Pure vanilla extract is derived from the orchid Vanilla planifolia, a rambling, vigorous vine which grows on tree trunks, can reach 75′ and is native to Mexico and Central America. The plant’s fragrant, yellow to green flowers bloom for exactly one day and must be pollinated while in full bloom in order to produce a vanilla bean. Adding to the pollination complexity, in the wild, each flower has less than a 1% chance of being visited by the plant-specific pollinator, the stingless bee of the genus Melapona. Given these odds, commercial vanilla producers employ a hand pollination technique. Manual pollination was first attempted in the 1840’s by a clever twelve year old boy who worked in vanilla fields on the island of Réunion, east of Madagascar. Hundreds of years later, essentially the same labor-intensive process is still used at commercial plantations.
The flowers are self fertile – containing both male and female parts. The pollination process involves moving pollen from the flower’s anther to the stigma with a toothpick or finger.

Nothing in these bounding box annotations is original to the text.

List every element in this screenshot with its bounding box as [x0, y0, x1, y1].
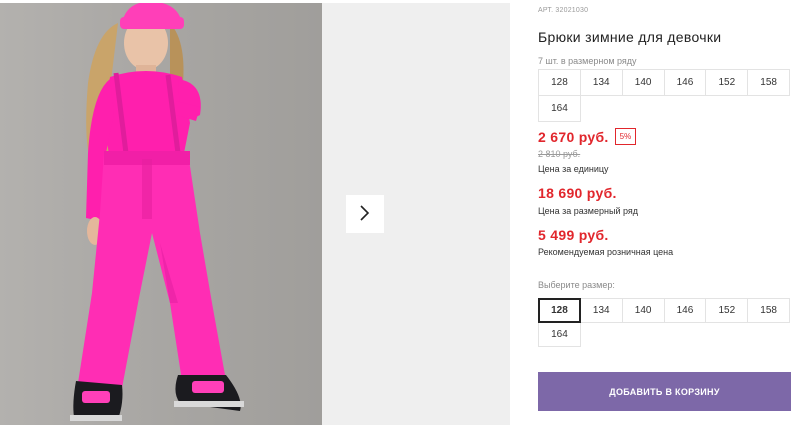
size-option[interactable]: 134 [579, 298, 623, 323]
size-row-item: 140 [621, 69, 665, 96]
size-row-item: 128 [538, 69, 581, 96]
product-photo [0, 3, 322, 425]
price-row: 2 670 руб. 5% [538, 128, 637, 145]
unit-price-caption: Цена за единицу [538, 164, 609, 174]
size-row-grid: 128 134 140 146 152 158 164 [538, 69, 800, 122]
discount-badge: 5% [614, 128, 637, 145]
size-row-item: 158 [747, 69, 791, 96]
product-title: Брюки зимние для девочки [538, 29, 722, 45]
product-info-panel: АРТ. 32021030 Брюки зимние для девочки 7… [520, 0, 800, 425]
unit-price: 2 670 руб. [538, 128, 609, 145]
product-gallery [0, 0, 510, 425]
retail-price-caption: Рекомендуемая розничная цена [538, 247, 674, 257]
add-to-cart-button[interactable]: ДОБАВИТЬ В КОРЗИНУ [538, 372, 791, 411]
old-price: 2 810 руб. [538, 149, 581, 159]
size-option[interactable]: 146 [663, 298, 707, 323]
size-option[interactable]: 140 [621, 298, 665, 323]
choose-size-label: Выберите размер: [538, 280, 615, 290]
size-row-item: 134 [579, 69, 623, 96]
size-option-selected[interactable]: 128 [538, 298, 581, 323]
size-count-label: 7 шт. в размерном ряду [538, 56, 637, 66]
retail-price: 5 499 руб. [538, 227, 609, 243]
size-option[interactable]: 164 [538, 322, 581, 347]
size-row-item: 146 [663, 69, 707, 96]
size-selector: 128 134 140 146 152 158 164 [538, 298, 800, 347]
size-row-item: 152 [705, 69, 749, 96]
size-option[interactable]: 158 [747, 298, 791, 323]
row-price-caption: Цена за размерный ряд [538, 206, 639, 216]
next-photo-button[interactable] [346, 195, 384, 233]
size-option[interactable]: 152 [705, 298, 749, 323]
row-price: 18 690 руб. [538, 185, 617, 201]
chevron-right-icon [359, 204, 371, 225]
article-number: АРТ. 32021030 [538, 7, 589, 14]
size-row-item: 164 [538, 95, 581, 122]
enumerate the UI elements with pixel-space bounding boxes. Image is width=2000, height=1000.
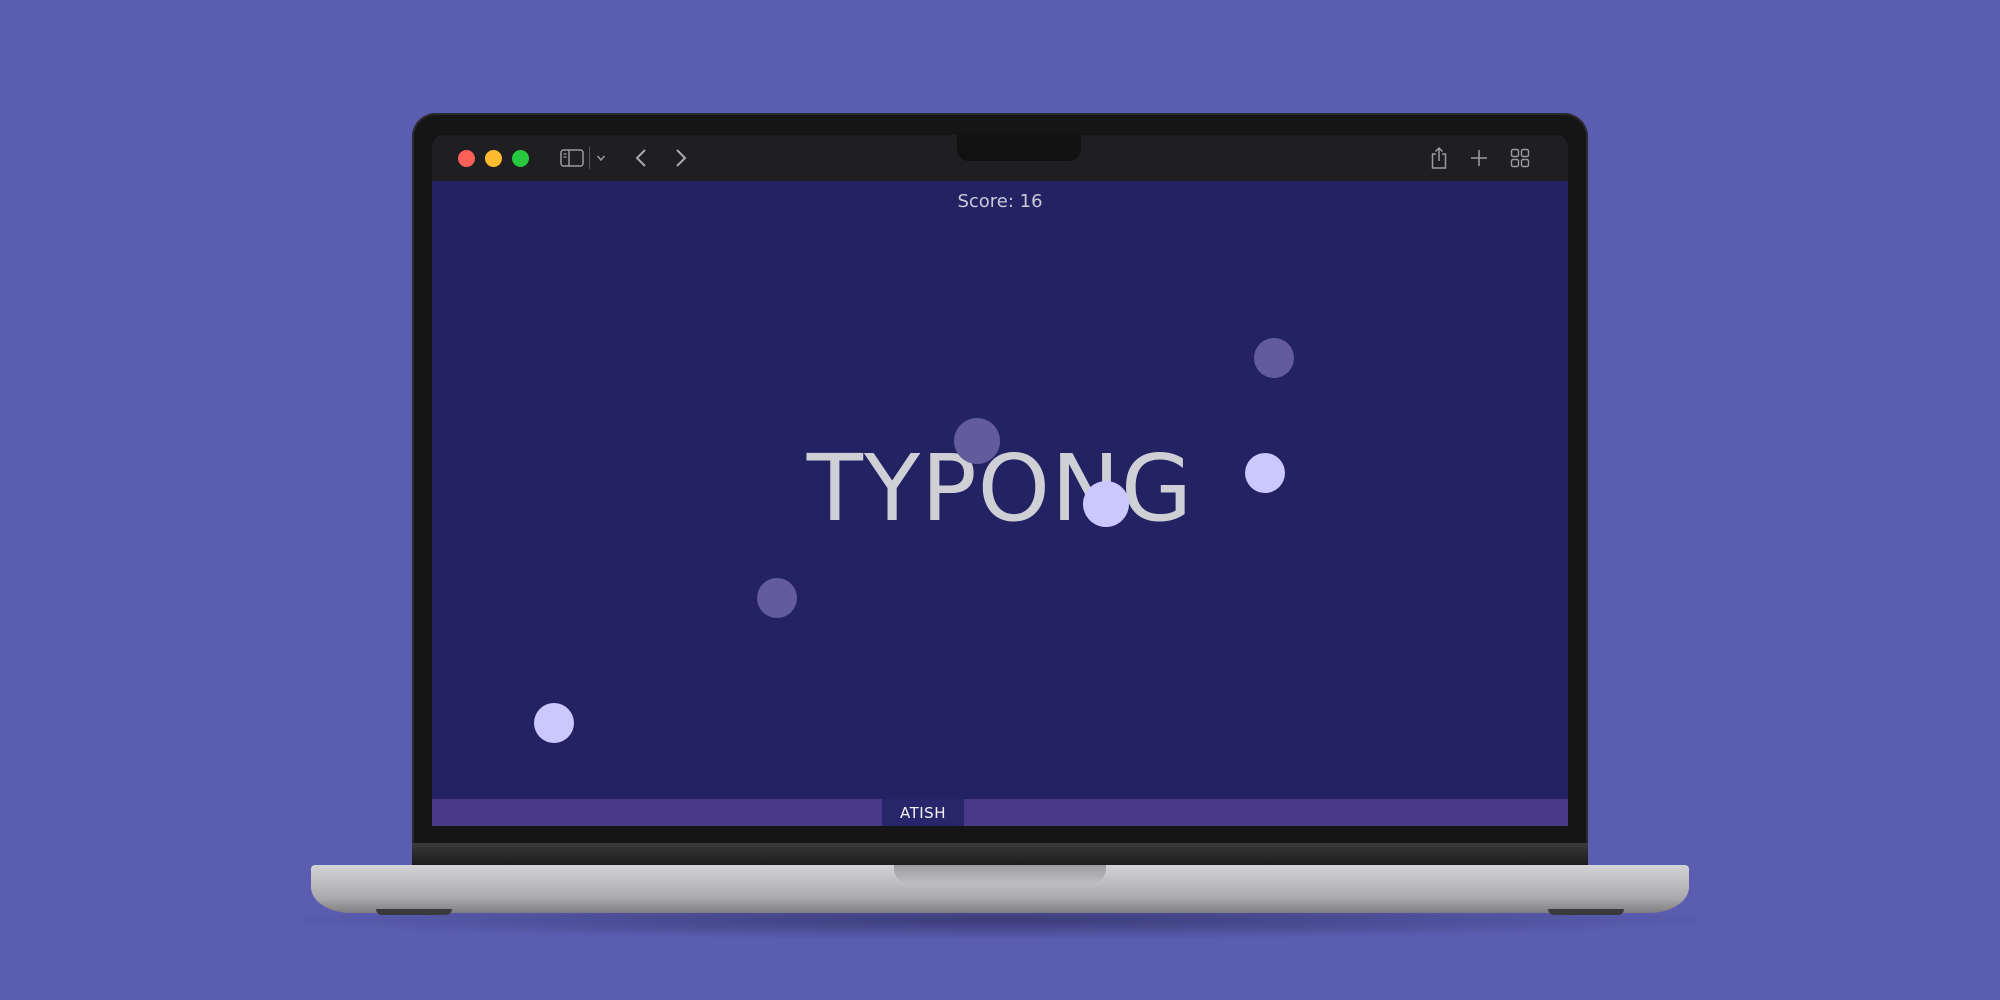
laptop-hinge — [412, 843, 1588, 865]
sidebar-icon[interactable] — [559, 146, 585, 170]
game-canvas[interactable]: Score: 16 TYPONG ATISH — [432, 181, 1568, 826]
share-icon[interactable] — [1428, 146, 1450, 170]
laptop-lid: Score: 16 TYPONG ATISH — [412, 113, 1588, 865]
toolbar-divider — [588, 146, 590, 170]
ball — [954, 418, 1000, 464]
ball — [1254, 338, 1294, 378]
minimize-window-button[interactable] — [485, 150, 502, 167]
desktop-background: Score: 16 TYPONG ATISH — [0, 0, 2000, 1000]
paddle-track: ATISH — [432, 799, 1568, 826]
new-tab-icon[interactable] — [1468, 146, 1490, 170]
ball — [1083, 481, 1129, 527]
ball — [534, 703, 574, 743]
laptop-foot — [1548, 909, 1624, 915]
camera-notch — [957, 135, 1081, 161]
game-title: TYPONG — [806, 435, 1194, 542]
back-icon[interactable] — [632, 146, 650, 170]
tab-overview-icon[interactable] — [1509, 146, 1531, 170]
laptop-foot — [376, 909, 452, 915]
paddle[interactable]: ATISH — [882, 799, 964, 826]
laptop-opening-notch — [894, 865, 1106, 883]
ball — [1245, 453, 1285, 493]
chevron-down-icon[interactable] — [594, 146, 608, 170]
ball — [757, 578, 797, 618]
maximize-window-button[interactable] — [512, 150, 529, 167]
close-window-button[interactable] — [458, 150, 475, 167]
score-label: Score: 16 — [957, 191, 1043, 212]
forward-icon[interactable] — [672, 146, 690, 170]
laptop-base — [311, 865, 1689, 913]
browser-window: Score: 16 TYPONG ATISH — [432, 135, 1568, 826]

If successful, in 5-9 months the flower will produce a green bean-like fruit which will be picked and fermented before becoming the dark brown, prized vanilla pod. Once the pods are dried, they are steeped in an alcohol and water mixture to create the extract we bake with and enjoy as an aromatic in perfumes and household products. This video shows the pollination process – not a job for unsteady hands! https://www.youtube.com/watch?v=YOAi2WeLsCs
A few more vanilla facts:
- The hand pollination process accounts for 40% of the production cost of vanilla, which is why vanilla is so pricey.
- The FDA has strict standards for vanilla production. A gallon of extract must contain more than 13 ounces of ground vanilla beans and have at least 35% alcohol.
- Since the vanilla plant is not a legume, the” beans” are not beans at all. They are actually pods.
- Spiders don’t like vanilla, so the pods can be used to keep these pests away.
- Vanillin is an essential compound in vanilla. Surprisingly, it is also found in potatoes.
- Artificial vanilla is created in a laboratory with by-products of the paper industry. That sure doesn’t sound tasty!
Wishing you a happy holiday season, filled with joy, laughter and new found respect for that humble bottle of vanilla!